Der Bundesrat konkretisiert mit den am 25. April 2012 getroffenen Entscheiden auch die Rollen und die Zuständigkeiten der involvierten Parteien. Das Eidgenössische Finanzdepartement (EFD) wird ermächtigt, die nötigen Vorarbeiten zu initialisieren. Dem Bundesrat werden sowohl die auf alcosuisse ag zu übertragenen Rechte, Pflichten und Aktiven wie auch der Verkaufszuschlag zur Genehmigung unterbreitet.
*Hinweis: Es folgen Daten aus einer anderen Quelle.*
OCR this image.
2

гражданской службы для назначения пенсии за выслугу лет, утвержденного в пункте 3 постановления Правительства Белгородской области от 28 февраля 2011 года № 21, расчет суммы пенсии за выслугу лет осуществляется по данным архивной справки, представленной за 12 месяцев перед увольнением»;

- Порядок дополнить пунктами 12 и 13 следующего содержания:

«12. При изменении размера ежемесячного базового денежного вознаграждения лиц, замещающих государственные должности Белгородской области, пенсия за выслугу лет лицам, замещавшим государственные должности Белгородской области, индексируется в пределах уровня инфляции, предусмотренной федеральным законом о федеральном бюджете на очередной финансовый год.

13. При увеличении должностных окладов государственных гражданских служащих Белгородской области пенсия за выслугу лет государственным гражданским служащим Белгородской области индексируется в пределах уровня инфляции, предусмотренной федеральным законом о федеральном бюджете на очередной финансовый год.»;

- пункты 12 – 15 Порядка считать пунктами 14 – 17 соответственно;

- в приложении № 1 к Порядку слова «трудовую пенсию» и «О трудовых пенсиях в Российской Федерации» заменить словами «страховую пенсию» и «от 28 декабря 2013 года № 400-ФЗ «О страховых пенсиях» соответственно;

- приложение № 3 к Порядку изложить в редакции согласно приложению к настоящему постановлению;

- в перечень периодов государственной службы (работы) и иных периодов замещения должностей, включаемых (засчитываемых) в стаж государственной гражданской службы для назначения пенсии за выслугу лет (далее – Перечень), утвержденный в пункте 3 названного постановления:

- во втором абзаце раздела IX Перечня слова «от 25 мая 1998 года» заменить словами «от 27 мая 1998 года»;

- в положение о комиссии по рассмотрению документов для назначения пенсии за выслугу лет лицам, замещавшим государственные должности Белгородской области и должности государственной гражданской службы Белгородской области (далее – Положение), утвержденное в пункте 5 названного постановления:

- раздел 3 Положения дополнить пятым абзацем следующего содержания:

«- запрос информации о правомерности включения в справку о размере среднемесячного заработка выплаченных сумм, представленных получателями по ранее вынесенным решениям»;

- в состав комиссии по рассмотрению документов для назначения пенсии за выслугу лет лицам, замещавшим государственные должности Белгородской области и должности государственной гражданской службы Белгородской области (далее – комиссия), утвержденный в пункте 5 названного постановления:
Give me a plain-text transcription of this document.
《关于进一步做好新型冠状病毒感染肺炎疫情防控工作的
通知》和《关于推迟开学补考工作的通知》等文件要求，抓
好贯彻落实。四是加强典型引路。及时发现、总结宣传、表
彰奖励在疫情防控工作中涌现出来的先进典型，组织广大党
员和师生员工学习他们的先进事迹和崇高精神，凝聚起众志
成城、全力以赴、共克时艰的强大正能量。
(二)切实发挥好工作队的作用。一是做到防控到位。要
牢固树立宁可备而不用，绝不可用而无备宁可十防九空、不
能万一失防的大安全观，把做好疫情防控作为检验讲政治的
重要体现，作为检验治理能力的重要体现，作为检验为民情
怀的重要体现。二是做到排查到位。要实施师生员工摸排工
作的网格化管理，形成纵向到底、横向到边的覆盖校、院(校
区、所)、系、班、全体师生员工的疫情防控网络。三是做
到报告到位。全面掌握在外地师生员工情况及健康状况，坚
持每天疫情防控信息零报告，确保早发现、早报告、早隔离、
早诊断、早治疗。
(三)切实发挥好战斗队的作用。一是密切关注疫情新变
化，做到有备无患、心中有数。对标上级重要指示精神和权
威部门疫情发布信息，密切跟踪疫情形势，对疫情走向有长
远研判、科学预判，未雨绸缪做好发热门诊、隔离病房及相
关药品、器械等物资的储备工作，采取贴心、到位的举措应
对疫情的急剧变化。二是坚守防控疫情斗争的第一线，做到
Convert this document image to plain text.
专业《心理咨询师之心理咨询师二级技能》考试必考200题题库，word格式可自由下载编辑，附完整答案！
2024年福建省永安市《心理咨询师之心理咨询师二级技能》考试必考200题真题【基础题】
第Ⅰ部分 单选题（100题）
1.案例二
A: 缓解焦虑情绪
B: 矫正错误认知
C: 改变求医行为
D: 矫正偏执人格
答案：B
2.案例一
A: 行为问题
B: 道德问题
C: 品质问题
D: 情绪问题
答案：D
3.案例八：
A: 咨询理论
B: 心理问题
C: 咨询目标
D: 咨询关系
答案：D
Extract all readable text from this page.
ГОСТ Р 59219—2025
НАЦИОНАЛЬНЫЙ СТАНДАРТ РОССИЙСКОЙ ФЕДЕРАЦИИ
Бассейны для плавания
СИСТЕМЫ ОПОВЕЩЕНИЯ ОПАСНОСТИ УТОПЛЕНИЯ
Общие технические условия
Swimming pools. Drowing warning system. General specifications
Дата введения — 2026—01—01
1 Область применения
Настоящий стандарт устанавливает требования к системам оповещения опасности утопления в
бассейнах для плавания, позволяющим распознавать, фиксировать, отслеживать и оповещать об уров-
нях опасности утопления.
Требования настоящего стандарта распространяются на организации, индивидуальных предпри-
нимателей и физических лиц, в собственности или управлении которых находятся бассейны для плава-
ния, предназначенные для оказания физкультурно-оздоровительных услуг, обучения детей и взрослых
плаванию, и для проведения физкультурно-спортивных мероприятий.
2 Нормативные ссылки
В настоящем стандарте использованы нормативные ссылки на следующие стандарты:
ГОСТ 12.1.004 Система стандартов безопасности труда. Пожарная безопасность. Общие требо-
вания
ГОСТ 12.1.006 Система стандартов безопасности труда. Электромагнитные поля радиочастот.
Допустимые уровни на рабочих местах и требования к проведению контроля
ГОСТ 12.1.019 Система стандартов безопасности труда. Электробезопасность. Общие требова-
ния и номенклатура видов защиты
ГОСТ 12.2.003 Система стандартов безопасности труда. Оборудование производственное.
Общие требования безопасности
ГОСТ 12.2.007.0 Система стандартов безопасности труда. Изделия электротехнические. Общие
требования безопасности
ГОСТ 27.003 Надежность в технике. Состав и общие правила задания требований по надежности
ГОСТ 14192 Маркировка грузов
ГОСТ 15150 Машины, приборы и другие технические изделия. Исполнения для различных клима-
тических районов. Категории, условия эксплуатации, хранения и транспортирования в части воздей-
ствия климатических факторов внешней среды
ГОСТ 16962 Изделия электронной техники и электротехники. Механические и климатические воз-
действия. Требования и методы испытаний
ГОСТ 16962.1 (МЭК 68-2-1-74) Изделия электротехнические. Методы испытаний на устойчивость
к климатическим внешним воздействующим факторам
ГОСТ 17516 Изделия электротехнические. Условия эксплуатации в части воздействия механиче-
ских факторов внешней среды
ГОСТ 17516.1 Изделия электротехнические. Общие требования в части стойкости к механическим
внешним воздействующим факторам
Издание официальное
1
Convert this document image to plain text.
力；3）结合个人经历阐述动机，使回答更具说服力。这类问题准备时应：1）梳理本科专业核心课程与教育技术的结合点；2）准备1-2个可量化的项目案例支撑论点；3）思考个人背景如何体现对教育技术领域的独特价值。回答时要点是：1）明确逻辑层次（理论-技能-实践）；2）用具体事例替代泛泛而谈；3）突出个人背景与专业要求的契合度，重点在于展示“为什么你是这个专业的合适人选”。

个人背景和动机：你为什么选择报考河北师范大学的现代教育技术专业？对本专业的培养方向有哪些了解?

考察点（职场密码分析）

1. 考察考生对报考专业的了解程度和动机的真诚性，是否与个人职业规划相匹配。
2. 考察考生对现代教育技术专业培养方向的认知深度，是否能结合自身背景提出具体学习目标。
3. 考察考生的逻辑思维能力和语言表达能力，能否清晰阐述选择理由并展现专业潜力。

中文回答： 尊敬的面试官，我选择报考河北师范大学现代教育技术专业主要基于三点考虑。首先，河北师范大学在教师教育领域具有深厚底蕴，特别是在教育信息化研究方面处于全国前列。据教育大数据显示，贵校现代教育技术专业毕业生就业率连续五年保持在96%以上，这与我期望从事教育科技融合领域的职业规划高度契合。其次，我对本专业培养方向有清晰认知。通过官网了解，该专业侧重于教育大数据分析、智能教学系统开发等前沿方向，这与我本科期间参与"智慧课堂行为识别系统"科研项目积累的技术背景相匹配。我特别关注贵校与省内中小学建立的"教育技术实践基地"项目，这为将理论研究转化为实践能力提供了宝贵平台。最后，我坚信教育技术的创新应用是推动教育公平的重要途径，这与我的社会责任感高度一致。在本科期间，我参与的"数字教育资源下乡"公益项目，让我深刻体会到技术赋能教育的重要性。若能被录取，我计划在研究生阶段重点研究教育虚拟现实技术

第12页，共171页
Umsetzung erst nach Genehmigung durch Parlament

Die Vorarbeiten zur Privatisierung von Alcosuisse laufen parallel zu den parlamentarischen Beratungen über die Totalrevision des Alkoholgesetzes. Sie greifen den anstehenden Beschlüssen des Gesetzgebers jedoch in keiner Weise vor. Die Verkaufsverhandlungen werden erst aufgenommen, nachdem das Parlament der Ethanolmarktöffnung und der Privatisierung von Alcosuisse zugestimmt hat. Der Verkauf von alcosuisse ag an einen Privatinvestor erfolgt frühestens nach Ablauf der Referendumsfrist. Die Vorarbeiten werden vor allem deshalb vor Abschluss der parlamentarischen Beratungen schon in Angriff genommen, damit Alcosuisse und ihre rund 1000 Kunden sich optimal auf die Öffnung des Ethanolmarkts vorbereiten können.


Alcosuisse in Zahlen

Der Bedarf der Schweizer Wirtschaft nach Ethanol wird heute durch Alcosuisse, das Profitcenter der Eidgenössischen Alkoholverwaltung (EAV), gedeckt. Alcosuisse übt das Importmonopol des Bundes für Ethanol aus. In dieser Funktion versorgt es rund 1000 Kunden aus dem pharmazeutischen, chemischen, kosmetischen und industriellen Bereich sowie der Lebensmittelindustrie zu kostendeckenden Preisen mit Ethanol. Seine beiden Betriebe in Delémont (JU) und Schachen (LU) weisen zusammen eine Lagerkapazität von knapp 390 000 Hektoliter auf, verteilt auf 86 Tanks, von denen sich 24 unterirdisch in Stollen befinden. Zudem ist Alcosuisse die Denaturierungsstelle des Bundes und stellt die Markttrennung zwischen dem industriell genutzten Ethanol (steuerbefreit) und dem Ethanol zu Trinkzwecken (der Alkoholsteuer unterliegend) sicher. Das Profitcenter der EAV, das heute 31 Mitarbeitende beschäftigt, hat 2011 die Schweizer Industrie mit rund 466 000 Hektolitern Ethanol beliefert.